Khaled AbouAitah1,2, Anna Swiderska-Sroda2, Ahmed A. Farghali3, Jacek Wojnarowicz2, Agata Stefanek4, Stanislaw Gierlotka2, Agnieszka Opalinska2, Abdou K. Allayeh5, Tomasz Ciach4 and Witold Lojkowski2

1Department of Medicinal and Aromatic Plants Research, Pharmaceutical and Drug Industries Research Division, National Research Centre (NRC), Dokki, Giza, Egypt

2Laboratory of Nanostructures, Institute of High Pressure Physics, Polish Academy of Sciences, Warsaw, Poland

3Materials Science and Nanotechnology Department, Faculty of Postgraduate Studies for Advanced Sciences, Beni-Suef University, Beni-Suef, Egypt

4Biomedical Engineering Laboratory, Faculty of Chemical and Process Engineering, Warsaw University of Technology, Warsaw, Poland

5Environmental Virology Laboratory, National Research Centre (NRC), Dokki, Giza, Egypt

Correspondence to:

Witold Lojkowski, email: [email protected]

Khaled AbouAitah, email: [email protected]

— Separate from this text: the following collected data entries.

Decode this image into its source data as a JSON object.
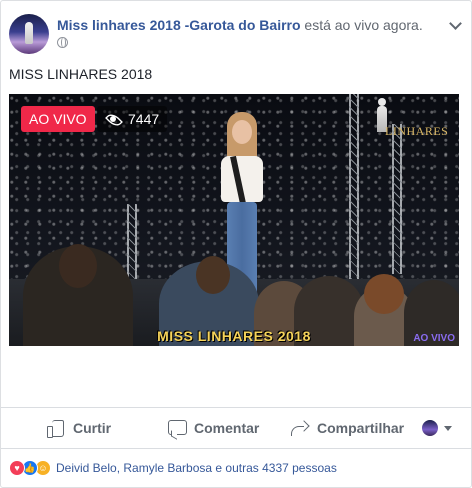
{
  "post": {
    "page_name": "Miss linhares 2018 -Garota do Bairro",
    "status": "está ao vivo agora.",
    "visibility_icon": "globe-icon",
    "text": "MISS LINHARES 2018"
  },
  "video": {
    "live_label": "AO VIVO",
    "viewer_count": "7447",
    "logo_text": "LINHARES",
    "caption": "MISS LINHARES 2018",
    "watermark": "AO VIVO"
  },
  "actions": {
    "like_label": "Curtir",
    "comment_label": "Comentar",
    "share_label": "Compartilhar"
  },
  "reactions": {
    "icons": [
      "love-icon",
      "like-icon",
      "haha-icon"
    ],
    "summary": "Deivid Belo, Ramyle Barbosa e outras 4337 pessoas"
  },
  "colors": {
    "link": "#365899",
    "live_red": "#f02849",
    "caption_yellow": "#f5d35a"
  }
}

Keywords: mesoporous silica nanoparticles; hepatocellular carcinoma; targeted drug delivery; apoptosis; natural pro-drug

Received: February 23, 2018     Accepted: May 01, 2018     Published: May 29, 2018

ABSTRACT

Naturally derived prodrugs have a wide range of pharmacological activities, including anticancer, antioxidant, and antiviral effects. However, significant barriers inhibit their use in medicine, e.g. their hydrophobicity. In this comprehensive study, we investigated simple and effective nanoformulations consisting of amine-functionalized and conjugated with folic acid (FA) mesoporous silica nanoparticles (MSNs). Two types of MSNs were studied: KCC- 1, with mean size 324 nm and mean pore diameter 3.4 nm, and MCM - 41, with mean size 197 and pore diameter 2 nm. Both types of MSNs were loaded with three anticancer prodrugs: curcumin, quercetin, and colchicine. The nanoformulations were tested to target in vitro human hepatocellular carcinoma cells (HepG2) and HeLa cancer cells. The amine-functionalized and FA-conjugated curcumin-loaded, especially KCC-1 MSNs penetrated all cells organs and steadily released curcumin. The FA-conjugated MSNs displayed higher cellular uptake, sustained intracellular release, and cytotoxicity effects in comparison to non-conjugated MSNs. The KCC-1 type MSNs carrying curcumin displayed the highest anticancer activity. Apoptosis was induced through specific signaling molecular pathways (caspase-3, H2O2, c-MET, and MCL-1). The nanoformulations displayed also an enhanced antioxidant activity compared to the pure forms of the prodrugs, and the effect depended on the time of release, type of MSN, prodrug, and assay used. FA-conjugated MSNs carrying curcumin and other safe natural prodrugs offer new possibilities for targeted cancer therapy.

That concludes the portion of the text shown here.